Nearly 200 immigrants from around the world became Americans Wednesday in a ceremony at the John F. Kennedy Presidential Library and Museum.
They were sworn in by US District Court Judge William Young, library spokeswoman Rachel Flor said.
The new citizens brought family and friends to help celebrate, Flor said, swelling the group to almost 500 and filling the Dorchester library’s Stephen E. Smith Center. “It’s clearly a day that has been a long time coming,” she said.
The ceremony was held as immigration issues occupied the minds of many around the country, with Republican members of the US House of Representatives meeting behind closed doors Wednesday to strategize their response to a bipartisan immigration bill passed in the Senate last month.
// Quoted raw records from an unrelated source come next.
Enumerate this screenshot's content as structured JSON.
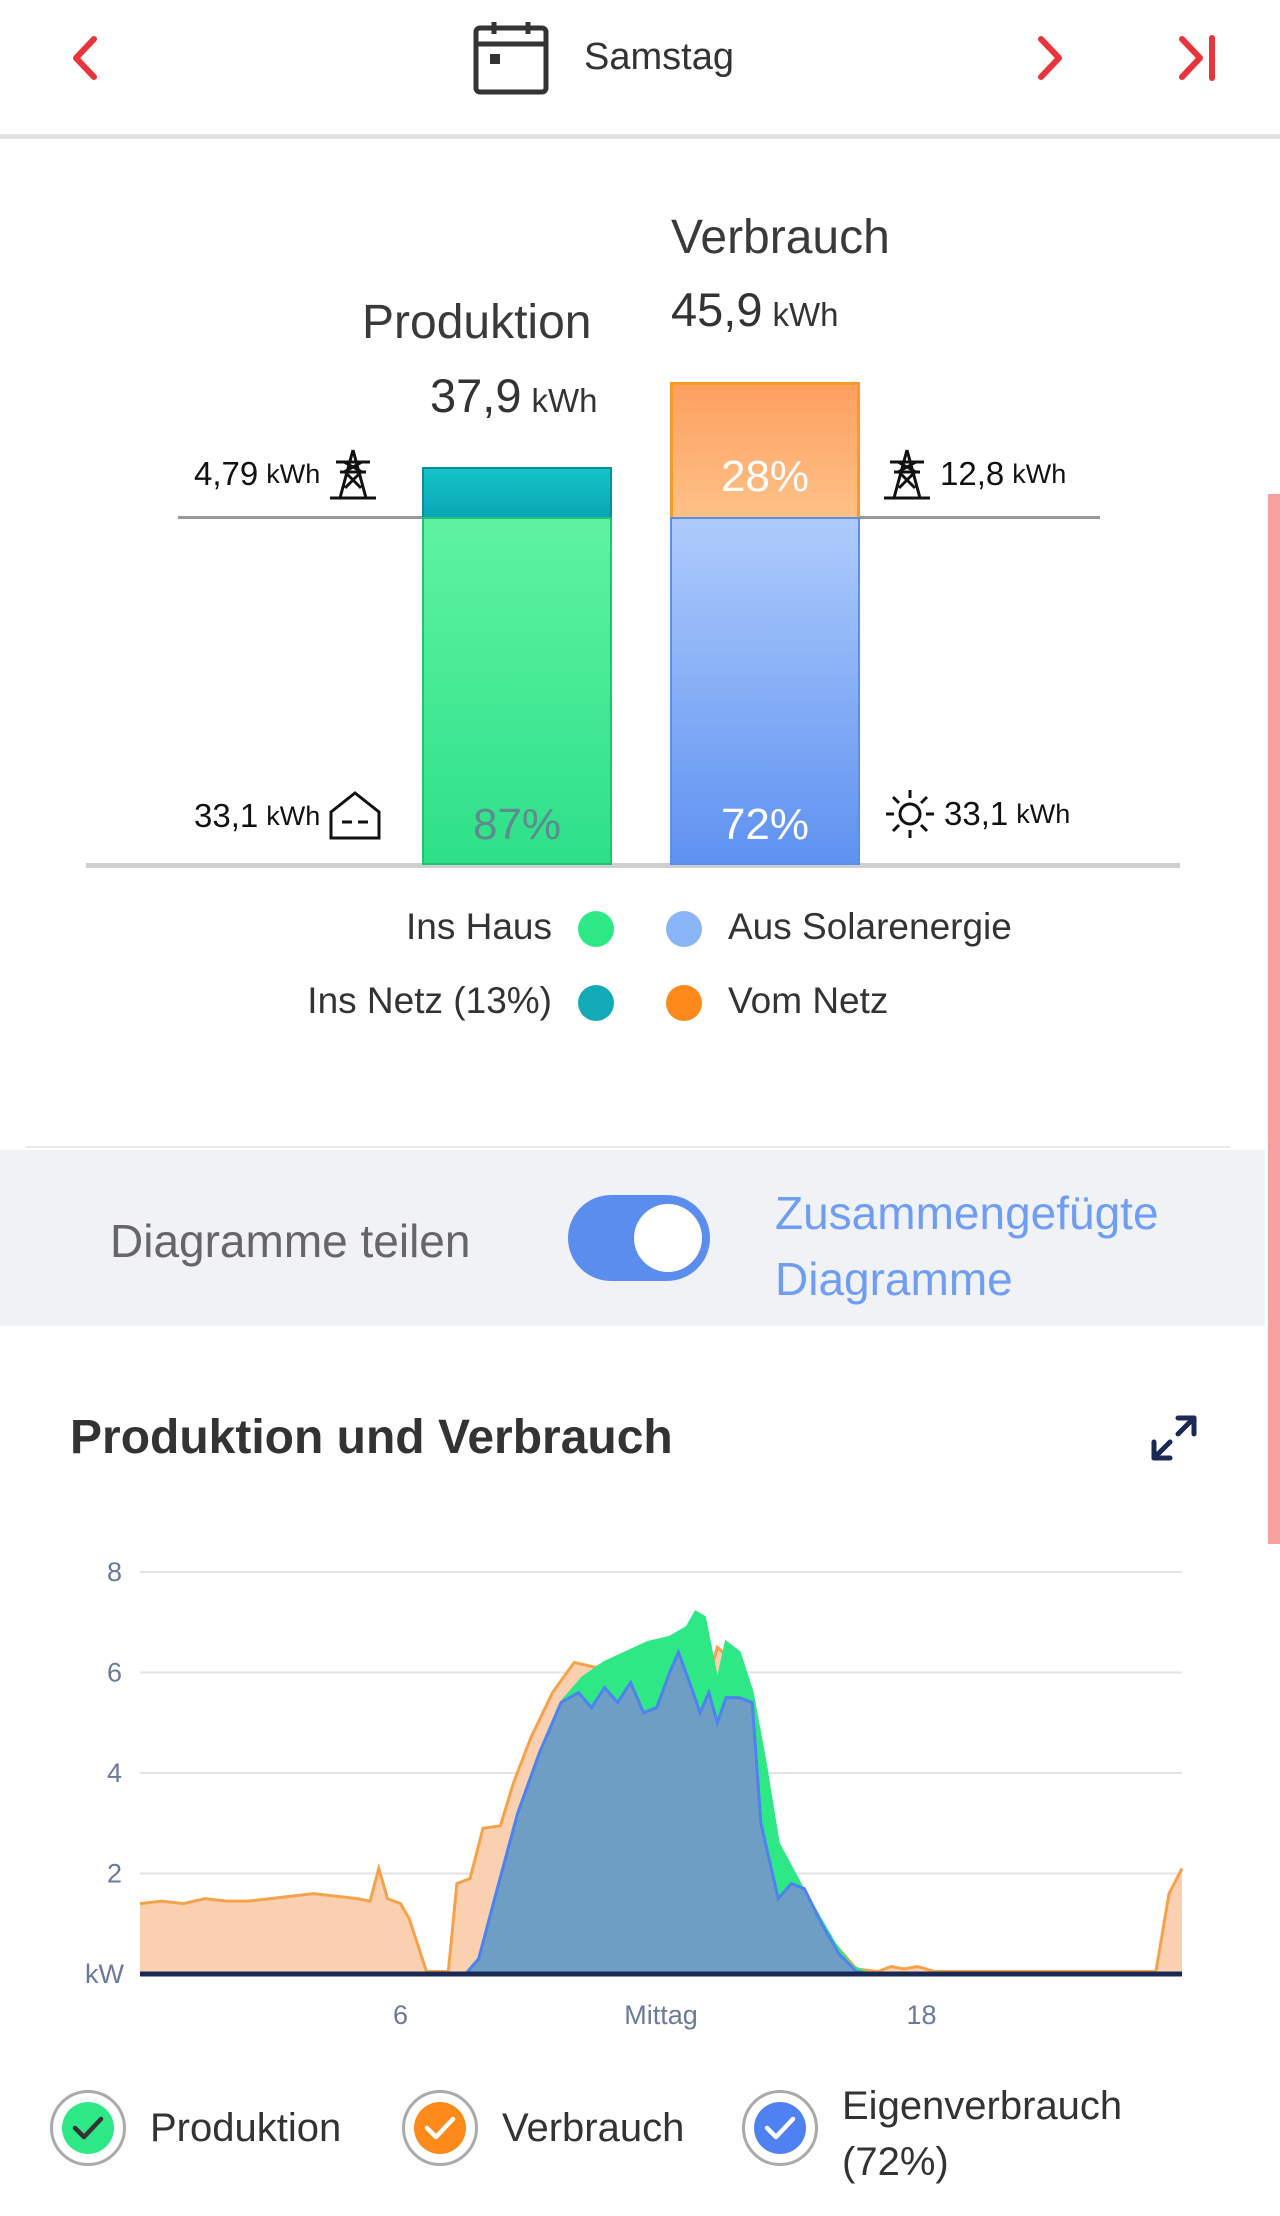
{
  "header": {
    "day_label": "Samstag",
    "prev_icon": "chevron-left-icon",
    "next_icon": "chevron-right-icon",
    "last_icon": "skip-to-end-icon",
    "calendar_icon": "calendar-icon",
    "accent": "#e8343a"
  },
  "summary": {
    "production": {
      "title": "Produktion",
      "value": "37,9",
      "unit": "kWh",
      "to_grid": {
        "value": "4,79",
        "unit": "kWh",
        "icon": "power-pylon-icon"
      },
      "to_house": {
        "value": "33,1",
        "unit": "kWh",
        "icon": "house-icon"
      },
      "house_pct": "87%",
      "grid_pct_value": 13
    },
    "consumption": {
      "title": "Verbrauch",
      "value": "45,9",
      "unit": "kWh",
      "from_grid": {
        "value": "12,8",
        "unit": "kWh",
        "icon": "power-pylon-icon"
      },
      "from_solar": {
        "value": "33,1",
        "unit": "kWh",
        "icon": "sun-icon"
      },
      "grid_pct": "28%",
      "solar_pct": "72%"
    },
    "legend": {
      "ins_haus": "Ins Haus",
      "ins_netz": "Ins Netz (13%)",
      "aus_solar": "Aus Solarenergie",
      "vom_netz": "Vom Netz"
    },
    "colors": {
      "house_green": "#34e58a",
      "grid_teal": "#13b3bd",
      "solar_blue": "#8ab6f7",
      "grid_orange": "#fd8a1a"
    }
  },
  "toggle": {
    "left_label": "Diagramme teilen",
    "right_label_line1": "Zusammengefügte",
    "right_label_line2": "Diagramme",
    "state": "on"
  },
  "chart_section": {
    "title": "Produktion und Verbrauch",
    "expand_icon": "expand-icon"
  },
  "chart_data": {
    "type": "area",
    "title": "Produktion und Verbrauch",
    "ylabel": "kW",
    "xlabel": "",
    "ylim": [
      0,
      8
    ],
    "xlim": [
      0,
      24
    ],
    "y_ticks": [
      2,
      4,
      6,
      8
    ],
    "y_unit_label": "kW",
    "x_ticks": [
      {
        "x": 6,
        "label": "6"
      },
      {
        "x": 12,
        "label": "Mittag"
      },
      {
        "x": 18,
        "label": "18"
      }
    ],
    "series": [
      {
        "name": "Verbrauch",
        "color": "#f6a24a",
        "points": [
          [
            0,
            1.4
          ],
          [
            0.5,
            1.45
          ],
          [
            1,
            1.4
          ],
          [
            1.5,
            1.5
          ],
          [
            2,
            1.45
          ],
          [
            2.5,
            1.45
          ],
          [
            3,
            1.5
          ],
          [
            3.5,
            1.55
          ],
          [
            4,
            1.6
          ],
          [
            4.5,
            1.55
          ],
          [
            5,
            1.5
          ],
          [
            5.3,
            1.45
          ],
          [
            5.5,
            2.1
          ],
          [
            5.7,
            1.5
          ],
          [
            6,
            1.4
          ],
          [
            6.2,
            1.1
          ],
          [
            6.6,
            0.05
          ],
          [
            7.1,
            0.05
          ],
          [
            7.3,
            1.8
          ],
          [
            7.6,
            1.9
          ],
          [
            7.9,
            2.9
          ],
          [
            8.3,
            2.95
          ],
          [
            8.6,
            3.8
          ],
          [
            9,
            4.7
          ],
          [
            9.5,
            5.6
          ],
          [
            10,
            6.2
          ],
          [
            10.5,
            6.1
          ],
          [
            11,
            6.3
          ],
          [
            11.5,
            6.5
          ],
          [
            12,
            6.6
          ],
          [
            12.5,
            6.7
          ],
          [
            12.8,
            6.9
          ],
          [
            13,
            5.6
          ],
          [
            13.3,
            6.5
          ],
          [
            13.7,
            6.2
          ],
          [
            14,
            5.7
          ],
          [
            14.3,
            3.2
          ],
          [
            14.6,
            2.4
          ],
          [
            15,
            1.8
          ],
          [
            15.4,
            1.4
          ],
          [
            15.8,
            0.8
          ],
          [
            16.2,
            0.4
          ],
          [
            16.5,
            0.1
          ],
          [
            17,
            0.05
          ],
          [
            17.3,
            0.15
          ],
          [
            17.6,
            0.1
          ],
          [
            17.9,
            0.15
          ],
          [
            18.3,
            0.05
          ],
          [
            19,
            0.05
          ],
          [
            20,
            0.05
          ],
          [
            21,
            0.05
          ],
          [
            22,
            0.05
          ],
          [
            23.4,
            0.05
          ],
          [
            23.7,
            1.6
          ],
          [
            24,
            2.1
          ]
        ]
      },
      {
        "name": "Produktion",
        "color": "#2ee886",
        "points": [
          [
            0,
            0
          ],
          [
            7.5,
            0
          ],
          [
            7.8,
            0.3
          ],
          [
            8.2,
            1.6
          ],
          [
            8.7,
            3.2
          ],
          [
            9.2,
            4.4
          ],
          [
            9.7,
            5.4
          ],
          [
            10.2,
            5.9
          ],
          [
            10.7,
            6.2
          ],
          [
            11.2,
            6.4
          ],
          [
            11.7,
            6.6
          ],
          [
            12.2,
            6.7
          ],
          [
            12.6,
            6.9
          ],
          [
            12.8,
            7.2
          ],
          [
            13,
            7.1
          ],
          [
            13.3,
            5.8
          ],
          [
            13.5,
            6.6
          ],
          [
            13.8,
            6.4
          ],
          [
            14.1,
            5.6
          ],
          [
            14.4,
            4.2
          ],
          [
            14.7,
            2.6
          ],
          [
            15.2,
            1.8
          ],
          [
            15.6,
            1.2
          ],
          [
            16,
            0.6
          ],
          [
            16.4,
            0.15
          ],
          [
            16.8,
            0
          ],
          [
            24,
            0
          ]
        ]
      },
      {
        "name": "Eigenverbrauch",
        "color": "#6e9ec3",
        "points": [
          [
            0,
            0
          ],
          [
            7.5,
            0
          ],
          [
            7.8,
            0.3
          ],
          [
            8.2,
            1.6
          ],
          [
            8.7,
            3.2
          ],
          [
            9.2,
            4.4
          ],
          [
            9.7,
            5.4
          ],
          [
            10.1,
            5.6
          ],
          [
            10.4,
            5.3
          ],
          [
            10.7,
            5.7
          ],
          [
            11,
            5.4
          ],
          [
            11.3,
            5.8
          ],
          [
            11.6,
            5.2
          ],
          [
            11.9,
            5.3
          ],
          [
            12.2,
            6.0
          ],
          [
            12.4,
            6.4
          ],
          [
            12.7,
            5.7
          ],
          [
            12.9,
            5.2
          ],
          [
            13.1,
            5.6
          ],
          [
            13.3,
            5.0
          ],
          [
            13.5,
            5.5
          ],
          [
            13.8,
            5.5
          ],
          [
            14.1,
            5.4
          ],
          [
            14.3,
            3.0
          ],
          [
            14.7,
            1.5
          ],
          [
            15,
            1.8
          ],
          [
            15.3,
            1.7
          ],
          [
            15.7,
            1.0
          ],
          [
            16.1,
            0.4
          ],
          [
            16.5,
            0.05
          ],
          [
            16.8,
            0
          ],
          [
            24,
            0
          ]
        ]
      }
    ],
    "legend": [
      {
        "label": "Produktion",
        "color": "#2ee886",
        "checked": true
      },
      {
        "label": "Verbrauch",
        "color": "#f6a24a",
        "checked": true
      },
      {
        "label": "Eigenverbrauch",
        "sublabel": "(72%)",
        "color": "#4f82f0",
        "checked": true
      }
    ]
  }
}
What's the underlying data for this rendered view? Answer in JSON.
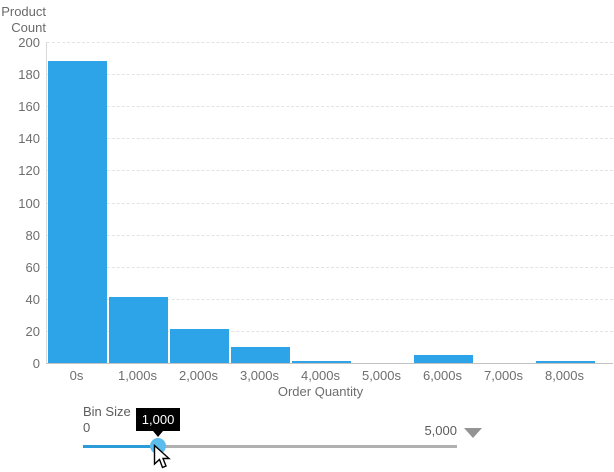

Some conservative Republicans have said they would oppose any legislation that includes a pathway to citizenship for immigrants who entered the country illegally.
Sponsored by the US Department of Justice and US Citizenship and Immigration Services, the Boston ceremony included the presentation of each new citizen with a commemorative edition of President Kennedy’s inaugural address.
Flor said the library hosts naturalization ceremonies about six times a year.
“It’s always really a special event for the library to hold,” she said. “It’s always exciting for the new citizens, and they arrive clearly with a sense of pride, excitement, nerves. We just feel really honored to be part of such an important day.”